I'm not going to ask. We sat down in the living room and spent some time talking, playing games, had some food, and had a good time. But I mostly stayed quiet because I was thinking about what I was thinking earlier. Even if they did love me, why? I've done nothing to deserve their love and I'm evil. Not that they know that, but still. I don't think I deserve it. But I can't stop them, no matter how hard I try. And this whole time I didn't realize that Cedric was trying to get my attention.

"Sorry. I was in my own little world," I said.
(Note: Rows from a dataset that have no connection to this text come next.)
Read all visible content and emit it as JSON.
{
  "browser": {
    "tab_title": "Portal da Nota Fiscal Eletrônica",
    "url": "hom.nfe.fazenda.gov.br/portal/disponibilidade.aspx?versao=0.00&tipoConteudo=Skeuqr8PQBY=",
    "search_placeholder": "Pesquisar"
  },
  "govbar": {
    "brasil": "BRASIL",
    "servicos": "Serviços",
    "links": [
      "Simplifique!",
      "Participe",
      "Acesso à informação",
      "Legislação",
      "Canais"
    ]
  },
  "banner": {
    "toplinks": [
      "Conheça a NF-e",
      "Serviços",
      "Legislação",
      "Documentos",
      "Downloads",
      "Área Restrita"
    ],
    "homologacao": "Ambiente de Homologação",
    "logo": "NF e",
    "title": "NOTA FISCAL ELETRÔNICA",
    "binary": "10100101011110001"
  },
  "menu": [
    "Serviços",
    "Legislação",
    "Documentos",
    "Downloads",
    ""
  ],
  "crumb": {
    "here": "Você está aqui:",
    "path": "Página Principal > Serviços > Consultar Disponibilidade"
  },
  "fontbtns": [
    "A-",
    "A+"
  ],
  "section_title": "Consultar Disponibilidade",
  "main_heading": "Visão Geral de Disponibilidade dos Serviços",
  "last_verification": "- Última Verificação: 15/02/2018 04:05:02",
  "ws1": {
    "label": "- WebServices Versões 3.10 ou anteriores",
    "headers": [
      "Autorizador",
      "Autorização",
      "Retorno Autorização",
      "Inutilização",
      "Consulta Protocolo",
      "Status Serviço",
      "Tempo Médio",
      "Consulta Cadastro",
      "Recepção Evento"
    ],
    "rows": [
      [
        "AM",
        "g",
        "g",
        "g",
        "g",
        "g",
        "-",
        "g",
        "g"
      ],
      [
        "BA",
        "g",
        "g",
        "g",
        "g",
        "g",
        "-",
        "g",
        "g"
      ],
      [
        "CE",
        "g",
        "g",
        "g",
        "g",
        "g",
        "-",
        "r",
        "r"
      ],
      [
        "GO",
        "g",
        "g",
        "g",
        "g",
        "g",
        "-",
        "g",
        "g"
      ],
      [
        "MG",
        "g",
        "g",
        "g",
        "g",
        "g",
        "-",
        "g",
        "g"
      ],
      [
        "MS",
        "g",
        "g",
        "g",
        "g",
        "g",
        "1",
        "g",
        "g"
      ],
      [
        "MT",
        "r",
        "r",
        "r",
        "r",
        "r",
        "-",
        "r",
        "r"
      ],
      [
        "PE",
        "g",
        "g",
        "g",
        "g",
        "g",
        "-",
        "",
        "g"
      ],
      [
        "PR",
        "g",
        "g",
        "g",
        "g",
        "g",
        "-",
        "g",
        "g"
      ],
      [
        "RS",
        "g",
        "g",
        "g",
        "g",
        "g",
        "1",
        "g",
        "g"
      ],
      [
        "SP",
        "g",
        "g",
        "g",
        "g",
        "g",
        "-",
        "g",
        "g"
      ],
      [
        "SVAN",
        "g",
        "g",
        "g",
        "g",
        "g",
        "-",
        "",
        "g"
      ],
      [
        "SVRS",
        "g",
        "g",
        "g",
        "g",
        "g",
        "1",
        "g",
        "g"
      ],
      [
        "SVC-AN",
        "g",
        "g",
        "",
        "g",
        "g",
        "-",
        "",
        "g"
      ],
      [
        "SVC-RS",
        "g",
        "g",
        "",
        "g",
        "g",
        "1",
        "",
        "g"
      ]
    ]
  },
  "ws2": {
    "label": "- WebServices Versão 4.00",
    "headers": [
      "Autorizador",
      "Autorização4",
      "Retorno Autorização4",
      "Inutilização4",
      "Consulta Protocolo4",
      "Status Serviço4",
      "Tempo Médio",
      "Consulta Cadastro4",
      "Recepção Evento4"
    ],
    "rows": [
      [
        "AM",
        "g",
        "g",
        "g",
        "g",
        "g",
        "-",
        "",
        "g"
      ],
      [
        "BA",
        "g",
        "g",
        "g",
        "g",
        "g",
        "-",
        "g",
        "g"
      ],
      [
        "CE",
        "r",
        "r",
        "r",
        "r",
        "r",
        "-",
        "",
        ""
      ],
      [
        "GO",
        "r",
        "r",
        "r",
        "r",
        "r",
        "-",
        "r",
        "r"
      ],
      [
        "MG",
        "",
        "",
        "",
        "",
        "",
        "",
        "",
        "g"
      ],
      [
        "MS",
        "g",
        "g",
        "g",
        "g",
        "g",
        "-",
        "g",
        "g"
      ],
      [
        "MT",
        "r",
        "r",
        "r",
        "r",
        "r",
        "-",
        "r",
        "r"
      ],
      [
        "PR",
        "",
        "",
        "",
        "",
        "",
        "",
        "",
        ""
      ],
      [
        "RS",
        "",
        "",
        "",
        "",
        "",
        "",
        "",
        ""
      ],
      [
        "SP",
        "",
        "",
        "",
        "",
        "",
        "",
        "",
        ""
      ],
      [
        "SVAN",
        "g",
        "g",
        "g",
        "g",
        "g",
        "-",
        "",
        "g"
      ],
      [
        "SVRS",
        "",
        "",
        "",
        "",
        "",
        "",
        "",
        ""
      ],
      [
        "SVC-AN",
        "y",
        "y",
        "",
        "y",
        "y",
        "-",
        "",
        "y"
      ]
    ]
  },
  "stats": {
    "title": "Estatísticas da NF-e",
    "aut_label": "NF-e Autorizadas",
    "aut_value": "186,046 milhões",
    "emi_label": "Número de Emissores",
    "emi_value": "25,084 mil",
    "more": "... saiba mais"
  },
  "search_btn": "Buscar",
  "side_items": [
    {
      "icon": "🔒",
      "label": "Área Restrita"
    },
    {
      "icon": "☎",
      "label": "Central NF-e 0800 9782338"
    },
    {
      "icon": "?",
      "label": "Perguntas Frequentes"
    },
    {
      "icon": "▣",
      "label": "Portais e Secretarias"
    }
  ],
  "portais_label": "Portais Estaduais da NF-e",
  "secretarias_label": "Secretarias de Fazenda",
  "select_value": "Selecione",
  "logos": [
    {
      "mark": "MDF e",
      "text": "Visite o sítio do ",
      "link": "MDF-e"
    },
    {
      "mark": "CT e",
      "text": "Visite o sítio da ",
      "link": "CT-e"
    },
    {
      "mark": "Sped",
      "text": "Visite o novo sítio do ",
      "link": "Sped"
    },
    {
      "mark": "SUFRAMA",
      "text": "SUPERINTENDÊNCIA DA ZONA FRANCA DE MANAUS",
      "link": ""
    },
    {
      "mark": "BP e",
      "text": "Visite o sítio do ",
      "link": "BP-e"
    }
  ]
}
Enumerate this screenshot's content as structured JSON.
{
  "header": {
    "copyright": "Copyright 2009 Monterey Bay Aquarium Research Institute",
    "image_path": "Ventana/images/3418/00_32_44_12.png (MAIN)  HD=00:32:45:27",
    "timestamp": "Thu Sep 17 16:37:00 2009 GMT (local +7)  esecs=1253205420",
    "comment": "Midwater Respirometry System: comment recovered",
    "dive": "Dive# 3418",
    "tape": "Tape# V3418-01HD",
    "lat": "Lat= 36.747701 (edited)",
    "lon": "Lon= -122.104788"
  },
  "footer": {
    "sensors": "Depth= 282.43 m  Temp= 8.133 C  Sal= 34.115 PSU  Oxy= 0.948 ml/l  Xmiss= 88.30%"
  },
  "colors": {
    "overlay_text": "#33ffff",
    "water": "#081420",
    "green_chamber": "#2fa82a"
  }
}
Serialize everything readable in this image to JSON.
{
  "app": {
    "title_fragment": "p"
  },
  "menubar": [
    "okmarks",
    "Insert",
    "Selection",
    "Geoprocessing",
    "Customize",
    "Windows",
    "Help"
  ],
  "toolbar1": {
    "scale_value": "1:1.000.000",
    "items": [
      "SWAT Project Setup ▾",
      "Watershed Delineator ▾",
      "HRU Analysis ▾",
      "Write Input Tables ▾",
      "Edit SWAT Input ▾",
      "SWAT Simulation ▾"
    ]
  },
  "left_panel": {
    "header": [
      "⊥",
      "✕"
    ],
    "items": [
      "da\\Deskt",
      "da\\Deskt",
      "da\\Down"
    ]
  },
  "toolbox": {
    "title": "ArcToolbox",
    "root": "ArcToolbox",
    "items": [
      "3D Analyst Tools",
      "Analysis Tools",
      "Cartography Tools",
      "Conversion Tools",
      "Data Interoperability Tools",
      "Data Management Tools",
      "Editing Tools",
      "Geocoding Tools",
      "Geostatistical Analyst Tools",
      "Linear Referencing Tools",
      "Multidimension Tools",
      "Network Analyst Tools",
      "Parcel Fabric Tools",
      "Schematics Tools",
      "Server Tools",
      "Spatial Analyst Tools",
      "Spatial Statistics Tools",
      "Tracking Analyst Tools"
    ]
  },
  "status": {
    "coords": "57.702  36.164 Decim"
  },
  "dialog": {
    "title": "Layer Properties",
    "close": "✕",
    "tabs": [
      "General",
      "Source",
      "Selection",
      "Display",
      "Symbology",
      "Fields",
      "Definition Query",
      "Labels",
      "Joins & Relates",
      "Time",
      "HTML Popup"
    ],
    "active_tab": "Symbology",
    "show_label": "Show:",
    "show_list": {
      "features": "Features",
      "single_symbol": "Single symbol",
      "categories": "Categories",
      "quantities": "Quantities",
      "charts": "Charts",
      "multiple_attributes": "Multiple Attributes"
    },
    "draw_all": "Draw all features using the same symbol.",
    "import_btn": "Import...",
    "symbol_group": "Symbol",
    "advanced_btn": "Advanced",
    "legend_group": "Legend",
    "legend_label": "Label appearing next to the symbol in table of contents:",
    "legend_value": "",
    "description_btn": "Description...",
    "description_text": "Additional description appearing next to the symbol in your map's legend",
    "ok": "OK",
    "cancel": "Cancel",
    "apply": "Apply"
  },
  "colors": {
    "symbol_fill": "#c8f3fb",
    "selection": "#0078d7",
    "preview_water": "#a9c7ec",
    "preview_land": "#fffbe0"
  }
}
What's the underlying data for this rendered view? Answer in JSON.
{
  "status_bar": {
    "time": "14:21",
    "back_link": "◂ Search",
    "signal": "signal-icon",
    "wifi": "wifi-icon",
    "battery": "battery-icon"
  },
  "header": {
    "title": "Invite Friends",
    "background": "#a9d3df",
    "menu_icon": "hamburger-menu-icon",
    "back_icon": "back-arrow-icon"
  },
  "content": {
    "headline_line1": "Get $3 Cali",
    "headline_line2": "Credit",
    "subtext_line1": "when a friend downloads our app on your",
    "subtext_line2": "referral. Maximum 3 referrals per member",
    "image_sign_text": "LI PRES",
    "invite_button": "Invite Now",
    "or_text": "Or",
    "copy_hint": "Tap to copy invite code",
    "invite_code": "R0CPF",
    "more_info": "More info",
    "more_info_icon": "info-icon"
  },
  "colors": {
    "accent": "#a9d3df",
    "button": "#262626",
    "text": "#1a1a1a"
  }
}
"What were you thinking about?" Winnifred asked.

"Just things that happened recently. Today, actually. Everyone suddenly seems to care about me. Mum, Sofia, everyone. But a few months ago, they didn't. This started occurring after Cedric saved me during a magic performance."

"I remember that night," Cedric said, "It's started happening to me too."

"But I can't help but wonder why. Why do they love me? They have no reason to but they do it anyway," I said. 

"Well, maybe they know. And maybe Sofia knows what to do with you both. She seems to be helping you two a lot," Goodwyn said.

"Yes, what to do with me. That's the question, isn't it? That's always been the question. Ever since the beginning..." I said, 'She looks for sympathy, I give her sorrow. She asks for honesty, I've none to borrow. She needs my tender kiss. She begs it off me. I give her ugliness. Why does she love me?'

'She yearns for higher things. Things I can't give her. The rush that music brings, I can't deliver. And even when she sings and soars above me, I try to clip her wings. Why does she love me? One more day, sir. That's what I need, don't you think, sir? Leave the hurt behind.'

'She wants the girl I was. Sister and friend. At least, she thinks she does. She needn't bother. Beneath this mask I wear there's nothing of me. Just horror, shame, despair. Why does she love me? How 'bout you, sir? Tell me what am I to do, sir? Leave the hurt behind.'

That's how I feel about it. I have nothing for Sofia or anyone to love me for. I just give everyone awful things. Cedric held my hand as comfort. I just let him. I still wonder if Cedric likes me back in any way but I have my doubts. It's almost been a year since we met so I can't help but wonder if he does. It would be nice but I'm going to wait for him to say something or give some sort of sign that he likes me that way.

I won't get my hopes up, however. After a few hours, we arrived back at the castle. Turns out Sofia managed to still have a good time even though she was jealous of Amber and James at first. How does she get over jealousy quicker than me? Who knows. But I can't make Mum think I didn't care this mother's day. So, I conjured up a rose for her and she loved it. Maybe I'll try better next year.